圈子里肯定也有很多人想清楚 Web Beans 和 Seam 的关系,本文就是解答这个问题的。
I keep getting asked about the relationship between Seam and Web Beans . At a high level, the mission of the Seam project remains unchanged: to provide a fully integrated development platform for building rich Internet applications, based upon the Java EE environment. In Seam2, this platform consists of the following layers:
- the contextual lifecycle, configuration and dependency injection model that forms the essential
glue
that makes everything work together in a consistent way - a set of modules that integrate other technologies such as JSF, jBPM, Hibernate, Drools, Groovy, Wicket and GWT, or solve common concerns such as security, asynchronicity and rendering PDF, email, Excel, RSS
- tooling
The first layer is the part that is addressed by JSR-299 . The spec defines a more elegant, more typesafe, more user-friendly, standard solution that beats the socks off of Seam2 (and everything else out there).
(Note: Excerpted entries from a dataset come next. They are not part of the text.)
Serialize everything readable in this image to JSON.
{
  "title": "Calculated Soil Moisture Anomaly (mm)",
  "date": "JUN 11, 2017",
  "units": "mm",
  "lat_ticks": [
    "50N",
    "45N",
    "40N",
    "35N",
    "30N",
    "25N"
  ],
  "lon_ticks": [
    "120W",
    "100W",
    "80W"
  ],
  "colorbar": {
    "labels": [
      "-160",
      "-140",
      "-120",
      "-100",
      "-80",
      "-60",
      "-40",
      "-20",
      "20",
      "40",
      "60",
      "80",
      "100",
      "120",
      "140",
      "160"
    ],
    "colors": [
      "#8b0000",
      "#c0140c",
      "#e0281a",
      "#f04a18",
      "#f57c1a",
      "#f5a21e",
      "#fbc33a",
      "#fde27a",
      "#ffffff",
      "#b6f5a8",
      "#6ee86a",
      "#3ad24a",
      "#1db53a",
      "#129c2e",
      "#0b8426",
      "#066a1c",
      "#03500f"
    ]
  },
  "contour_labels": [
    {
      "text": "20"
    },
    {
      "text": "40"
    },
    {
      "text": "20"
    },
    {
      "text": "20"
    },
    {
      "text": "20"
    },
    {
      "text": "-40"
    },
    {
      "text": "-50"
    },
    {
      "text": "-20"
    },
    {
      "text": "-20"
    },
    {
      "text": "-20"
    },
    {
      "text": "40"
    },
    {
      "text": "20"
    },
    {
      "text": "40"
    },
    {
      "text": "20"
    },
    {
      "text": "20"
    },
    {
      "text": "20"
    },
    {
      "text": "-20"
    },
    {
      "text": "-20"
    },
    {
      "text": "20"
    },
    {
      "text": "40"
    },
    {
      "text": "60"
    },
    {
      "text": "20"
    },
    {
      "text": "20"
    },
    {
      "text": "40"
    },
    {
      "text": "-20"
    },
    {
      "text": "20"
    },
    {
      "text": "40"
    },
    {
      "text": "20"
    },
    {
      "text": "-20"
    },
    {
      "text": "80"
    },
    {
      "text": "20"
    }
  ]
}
But for many people, the true value of Seam is that it provides a complete pre-built, pre-integrated stack of technologies, together with tool support. That's not the role of JSR-299.
So the goal of Seam3 is to take the second layer and port it to the Web Beans backbone. This will allow applications using the Web Beans programming model to take advantage of all the integrated technologies that make up Seam. A second immediate benefit is that Seam will integrate much more consistently and transparently with application servers that natively support Web Beans. Seam3 will probably be packaged in a more modular way than Seam2, allowing any Web Beans application to drop in
Seam security, jBPM integration, Drools integration, etc.
Of course, we want to make it easy for people with Seam2 applications to migrate to Web Beans. There's two possible approaches and I'm not sure exactly which path we will take. We could:
- reimplement the core of Seam as a layer over the Web Beans backbone, or
- simply allow Seam2 and Web Beans to run side-by-side, with advanced interoperability between Web Beans and Seam2 components.
The first option sounds like a lot more work, but I suspect it might be easier than you would think. Whichever path we take, Seam2 style configuration and dependency injection will be deprecated - Web Beans is a far better realization of the ideas behind Seam2. That doesn't mean you should be scared to adopt Seam now! On the contrary, I don't expect migration to be a very painful task given that the underlying concepts are so similar.